ALINIANEWS.COM — Kebijakan Badan Pengelola Investasi (BPI) Danantara yang melarang pemberian tantiem dan insentif kinerja kepada dewan komisaris BUMN menuai gelombang kritik, salah satunya dari Komisaris Utama PT Pertamina Hulu Energi, Denny JA. Kritik Denny bukan sekadar suara individu, melainkan sinyal penting dari dalam rumah BUMN sendiri bahwa kebijakan ini berisiko besar jika tidak disesuaikan dengan realitas sistem tata kelola korporasi di Indonesia.
Perdebatan ini bermula dari niat baik: menciptakan tata kelola BUMN yang akuntabel dan berorientasi pada kepentingan publik, dengan merujuk pada praktik terbaik global. Namun, sebagaimana disampaikan Denny JA, mengadopsi standar luar tanpa memahami struktur dalam justru bisa menjadi blunder kebijakan. Dalam istilah yang gamblang: kita tak bisa memaksakan model arsitektur asing tanpa memahami tanah dan adat tempat rumah itu dibangun.
Indonesia menganut sistem two tier board, yang memisahkan jelas peran eksekutif (direksi) dan pengawas (komisaris). Dalam konteks ini, para komisaris bukanlah pelengkap pasif, melainkan pihak yang aktif terlibat dalam audit, manajemen risiko, pengawasan investasi, hingga transformasi digital dan ESG (Environmental, Social, and Governance). Mereka memikul risiko hukum dan reputasi setara direksi.
Meniadakan insentif berbasis kinerja bagi komisaris justru bisa melemahkan sistem pengawasan itu sendiri. Tanpa insentif profesional, jabatan komisaris akan kehilangan daya tarik bagi figur berkualitas dan justru dikuasai oleh mereka yang tak lagi relevan atau hanya mengejar jabatan. Ironisnya, tujuan untuk menciptakan tata kelola yang lebih sehat bisa berubah menjadi jebakan seleksi negatif.

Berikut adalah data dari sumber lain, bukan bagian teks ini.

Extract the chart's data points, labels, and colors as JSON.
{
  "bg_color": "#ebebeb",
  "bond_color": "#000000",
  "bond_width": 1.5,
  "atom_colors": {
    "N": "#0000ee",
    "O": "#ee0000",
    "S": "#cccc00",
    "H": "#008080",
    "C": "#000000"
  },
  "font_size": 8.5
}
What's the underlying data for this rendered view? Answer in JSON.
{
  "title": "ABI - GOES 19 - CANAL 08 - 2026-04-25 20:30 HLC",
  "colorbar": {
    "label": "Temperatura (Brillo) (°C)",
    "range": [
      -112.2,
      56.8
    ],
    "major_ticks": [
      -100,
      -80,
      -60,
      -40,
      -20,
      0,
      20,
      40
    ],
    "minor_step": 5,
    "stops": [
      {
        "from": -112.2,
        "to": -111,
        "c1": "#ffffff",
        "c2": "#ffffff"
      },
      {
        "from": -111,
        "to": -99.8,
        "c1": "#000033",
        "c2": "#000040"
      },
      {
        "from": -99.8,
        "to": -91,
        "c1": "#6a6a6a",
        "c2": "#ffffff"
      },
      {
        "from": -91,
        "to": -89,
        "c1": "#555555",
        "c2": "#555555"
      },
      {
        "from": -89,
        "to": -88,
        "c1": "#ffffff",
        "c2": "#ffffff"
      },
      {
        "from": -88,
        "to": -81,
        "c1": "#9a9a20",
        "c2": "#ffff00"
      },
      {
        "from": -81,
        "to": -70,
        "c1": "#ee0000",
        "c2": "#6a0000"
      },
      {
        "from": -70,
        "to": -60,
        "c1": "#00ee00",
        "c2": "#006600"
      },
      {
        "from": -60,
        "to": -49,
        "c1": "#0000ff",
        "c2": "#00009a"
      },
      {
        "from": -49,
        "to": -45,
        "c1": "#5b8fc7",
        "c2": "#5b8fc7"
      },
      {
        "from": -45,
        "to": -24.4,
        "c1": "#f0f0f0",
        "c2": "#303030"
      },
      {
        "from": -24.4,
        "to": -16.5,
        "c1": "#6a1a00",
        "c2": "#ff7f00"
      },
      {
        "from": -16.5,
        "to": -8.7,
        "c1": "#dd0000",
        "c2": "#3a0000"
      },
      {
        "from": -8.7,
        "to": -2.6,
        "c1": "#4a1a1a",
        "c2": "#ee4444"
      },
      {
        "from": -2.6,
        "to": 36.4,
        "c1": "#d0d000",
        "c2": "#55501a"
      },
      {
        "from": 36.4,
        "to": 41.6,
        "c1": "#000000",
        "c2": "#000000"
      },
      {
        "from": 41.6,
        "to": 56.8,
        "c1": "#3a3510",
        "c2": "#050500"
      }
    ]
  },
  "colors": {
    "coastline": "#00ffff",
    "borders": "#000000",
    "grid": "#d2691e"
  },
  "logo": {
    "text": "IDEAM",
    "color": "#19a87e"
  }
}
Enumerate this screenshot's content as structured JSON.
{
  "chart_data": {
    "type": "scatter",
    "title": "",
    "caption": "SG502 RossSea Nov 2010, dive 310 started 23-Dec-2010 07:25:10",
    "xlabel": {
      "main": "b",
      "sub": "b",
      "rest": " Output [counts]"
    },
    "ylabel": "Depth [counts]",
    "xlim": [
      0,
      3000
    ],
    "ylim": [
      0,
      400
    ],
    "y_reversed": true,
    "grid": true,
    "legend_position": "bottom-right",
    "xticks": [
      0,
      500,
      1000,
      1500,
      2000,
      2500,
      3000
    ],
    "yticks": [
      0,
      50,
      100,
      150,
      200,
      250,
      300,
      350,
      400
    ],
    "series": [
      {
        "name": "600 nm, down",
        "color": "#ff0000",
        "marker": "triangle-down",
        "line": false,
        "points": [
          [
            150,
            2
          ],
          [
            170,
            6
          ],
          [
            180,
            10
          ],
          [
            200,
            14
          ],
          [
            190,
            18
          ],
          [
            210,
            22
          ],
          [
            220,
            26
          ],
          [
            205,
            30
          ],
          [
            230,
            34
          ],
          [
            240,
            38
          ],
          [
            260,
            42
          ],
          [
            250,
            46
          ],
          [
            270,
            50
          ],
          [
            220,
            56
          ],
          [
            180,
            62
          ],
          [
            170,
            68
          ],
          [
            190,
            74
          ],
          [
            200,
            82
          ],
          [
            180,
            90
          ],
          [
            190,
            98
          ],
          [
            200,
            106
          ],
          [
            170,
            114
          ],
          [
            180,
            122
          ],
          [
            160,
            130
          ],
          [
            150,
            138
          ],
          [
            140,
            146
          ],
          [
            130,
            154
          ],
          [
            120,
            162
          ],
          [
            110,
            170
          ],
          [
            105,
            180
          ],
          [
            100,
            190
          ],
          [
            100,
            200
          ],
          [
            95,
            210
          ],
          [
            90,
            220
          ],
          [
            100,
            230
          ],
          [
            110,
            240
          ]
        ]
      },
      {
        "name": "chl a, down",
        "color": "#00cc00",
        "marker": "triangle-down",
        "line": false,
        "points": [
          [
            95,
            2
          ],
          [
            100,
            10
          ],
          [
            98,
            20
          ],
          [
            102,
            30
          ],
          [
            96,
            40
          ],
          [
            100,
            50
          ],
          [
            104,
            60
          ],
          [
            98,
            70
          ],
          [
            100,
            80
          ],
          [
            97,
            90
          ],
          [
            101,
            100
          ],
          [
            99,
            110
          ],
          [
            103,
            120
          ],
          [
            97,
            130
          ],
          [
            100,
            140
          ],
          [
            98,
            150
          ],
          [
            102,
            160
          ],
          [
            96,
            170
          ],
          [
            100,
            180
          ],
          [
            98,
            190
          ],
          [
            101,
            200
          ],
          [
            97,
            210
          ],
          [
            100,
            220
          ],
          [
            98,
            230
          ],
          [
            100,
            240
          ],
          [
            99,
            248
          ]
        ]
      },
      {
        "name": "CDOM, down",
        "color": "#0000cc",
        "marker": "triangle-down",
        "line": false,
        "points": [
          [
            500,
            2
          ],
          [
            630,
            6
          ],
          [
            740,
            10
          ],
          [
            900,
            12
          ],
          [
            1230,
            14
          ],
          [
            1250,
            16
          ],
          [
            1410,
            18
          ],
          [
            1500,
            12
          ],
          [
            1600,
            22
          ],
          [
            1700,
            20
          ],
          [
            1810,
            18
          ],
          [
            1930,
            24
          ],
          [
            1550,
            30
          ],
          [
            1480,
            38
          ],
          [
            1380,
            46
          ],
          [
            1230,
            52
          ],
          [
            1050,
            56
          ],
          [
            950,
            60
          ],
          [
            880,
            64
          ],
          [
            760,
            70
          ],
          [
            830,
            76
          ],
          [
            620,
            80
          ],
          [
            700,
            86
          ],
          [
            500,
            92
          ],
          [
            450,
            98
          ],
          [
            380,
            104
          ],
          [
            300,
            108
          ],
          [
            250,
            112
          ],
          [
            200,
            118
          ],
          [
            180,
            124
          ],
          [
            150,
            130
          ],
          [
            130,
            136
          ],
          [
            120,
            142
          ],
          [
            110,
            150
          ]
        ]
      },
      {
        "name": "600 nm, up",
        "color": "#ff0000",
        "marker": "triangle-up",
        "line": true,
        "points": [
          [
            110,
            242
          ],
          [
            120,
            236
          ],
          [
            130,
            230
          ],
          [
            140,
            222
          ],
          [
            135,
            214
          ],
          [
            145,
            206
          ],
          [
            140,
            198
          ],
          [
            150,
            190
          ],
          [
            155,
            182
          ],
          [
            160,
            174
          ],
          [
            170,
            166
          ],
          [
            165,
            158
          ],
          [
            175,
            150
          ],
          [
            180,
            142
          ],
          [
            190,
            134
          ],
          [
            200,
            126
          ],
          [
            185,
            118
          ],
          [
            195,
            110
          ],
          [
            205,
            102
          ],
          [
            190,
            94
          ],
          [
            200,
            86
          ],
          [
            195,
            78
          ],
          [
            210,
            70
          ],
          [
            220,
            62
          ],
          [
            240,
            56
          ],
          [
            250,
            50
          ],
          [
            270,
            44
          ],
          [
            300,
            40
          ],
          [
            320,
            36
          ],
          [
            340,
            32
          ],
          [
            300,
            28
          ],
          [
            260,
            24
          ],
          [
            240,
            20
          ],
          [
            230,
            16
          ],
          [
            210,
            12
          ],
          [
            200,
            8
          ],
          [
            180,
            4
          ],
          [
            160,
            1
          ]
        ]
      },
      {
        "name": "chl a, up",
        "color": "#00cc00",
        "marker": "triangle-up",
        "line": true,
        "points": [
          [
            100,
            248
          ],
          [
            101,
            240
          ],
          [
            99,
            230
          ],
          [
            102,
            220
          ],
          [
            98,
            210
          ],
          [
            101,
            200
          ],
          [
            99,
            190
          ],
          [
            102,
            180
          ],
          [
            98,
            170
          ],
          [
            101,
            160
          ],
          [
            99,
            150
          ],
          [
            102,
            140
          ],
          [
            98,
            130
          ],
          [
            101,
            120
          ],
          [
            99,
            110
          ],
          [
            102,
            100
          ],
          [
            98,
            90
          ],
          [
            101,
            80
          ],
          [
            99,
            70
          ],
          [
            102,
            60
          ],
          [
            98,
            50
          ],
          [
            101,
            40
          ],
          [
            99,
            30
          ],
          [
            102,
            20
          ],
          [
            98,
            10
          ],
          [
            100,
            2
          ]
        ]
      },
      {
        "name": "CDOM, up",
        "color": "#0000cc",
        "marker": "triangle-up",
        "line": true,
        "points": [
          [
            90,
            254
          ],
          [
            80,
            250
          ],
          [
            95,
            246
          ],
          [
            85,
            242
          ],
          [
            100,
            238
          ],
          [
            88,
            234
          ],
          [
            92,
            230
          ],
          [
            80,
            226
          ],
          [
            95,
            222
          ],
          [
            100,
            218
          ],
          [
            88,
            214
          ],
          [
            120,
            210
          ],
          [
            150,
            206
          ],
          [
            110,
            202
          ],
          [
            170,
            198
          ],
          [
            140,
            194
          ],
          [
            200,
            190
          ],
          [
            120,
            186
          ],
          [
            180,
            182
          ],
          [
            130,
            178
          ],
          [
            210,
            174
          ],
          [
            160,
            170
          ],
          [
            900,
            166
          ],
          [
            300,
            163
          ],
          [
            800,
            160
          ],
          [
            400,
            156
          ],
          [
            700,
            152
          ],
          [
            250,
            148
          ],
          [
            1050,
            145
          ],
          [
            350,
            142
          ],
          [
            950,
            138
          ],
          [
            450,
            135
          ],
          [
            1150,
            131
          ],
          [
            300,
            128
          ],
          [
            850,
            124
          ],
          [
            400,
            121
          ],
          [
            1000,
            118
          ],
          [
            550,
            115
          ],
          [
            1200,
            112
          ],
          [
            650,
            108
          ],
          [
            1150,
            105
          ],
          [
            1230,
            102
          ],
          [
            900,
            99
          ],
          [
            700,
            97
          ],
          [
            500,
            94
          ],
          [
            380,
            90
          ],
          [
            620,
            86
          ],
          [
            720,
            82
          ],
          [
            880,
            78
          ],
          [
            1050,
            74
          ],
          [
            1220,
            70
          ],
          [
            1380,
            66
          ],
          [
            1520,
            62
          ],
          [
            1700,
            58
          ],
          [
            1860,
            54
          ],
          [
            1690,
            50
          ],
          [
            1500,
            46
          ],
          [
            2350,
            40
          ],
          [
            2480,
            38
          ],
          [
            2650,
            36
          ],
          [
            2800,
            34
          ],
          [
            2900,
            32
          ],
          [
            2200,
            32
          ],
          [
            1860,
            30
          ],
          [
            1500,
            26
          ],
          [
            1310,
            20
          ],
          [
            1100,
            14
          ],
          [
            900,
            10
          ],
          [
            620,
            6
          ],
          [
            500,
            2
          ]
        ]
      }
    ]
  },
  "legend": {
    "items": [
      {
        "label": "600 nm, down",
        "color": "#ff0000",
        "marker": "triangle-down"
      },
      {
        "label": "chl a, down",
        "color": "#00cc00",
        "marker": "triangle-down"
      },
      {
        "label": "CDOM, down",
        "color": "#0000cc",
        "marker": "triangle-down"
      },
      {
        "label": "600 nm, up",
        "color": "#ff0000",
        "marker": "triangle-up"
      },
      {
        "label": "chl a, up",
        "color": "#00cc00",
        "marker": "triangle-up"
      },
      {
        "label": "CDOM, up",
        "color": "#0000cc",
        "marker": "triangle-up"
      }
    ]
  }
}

Kritik Denny juga menyentuh titik paling sensitif dalam pengawasan BUMN: diamnya pengawas. Dalam sistem korporasi, suara diam komisaris bisa lebih berbahaya daripada kritik terbuka. Karena ketika pengawasan tak lagi disertai insentif yang sepadan, yang muncul bukan integritas, melainkan apatisme.
Di sinilah pentingnya perumusan kebijakan berbasis ekosistem, bukan euforia benchmarking. Tidak semua praktik internasional cocok diterapkan begitu saja. Konteks lokal, struktur hukum, serta realitas operasional mesti menjadi pertimbangan utama.
Editorial ini tidak menafikan niat mulia BPI Danantara untuk reformasi. Namun reformasi harus berbasis pada penguatan peran, bukan penghapusan insentif. Profesionalisme tak lahir dari moralitas semata, tetapi juga dari sistem yang adil dan setara.
Jika kita ingin BUMN menjadi pemain global, kita harus menata dari dalam — dengan cara kita sendiri. Mengubah arah tanpa membaca peta lokal hanya akan membuat kapal besar bernama BUMN kehilangan nahkoda pengawasan. (YURNALDI)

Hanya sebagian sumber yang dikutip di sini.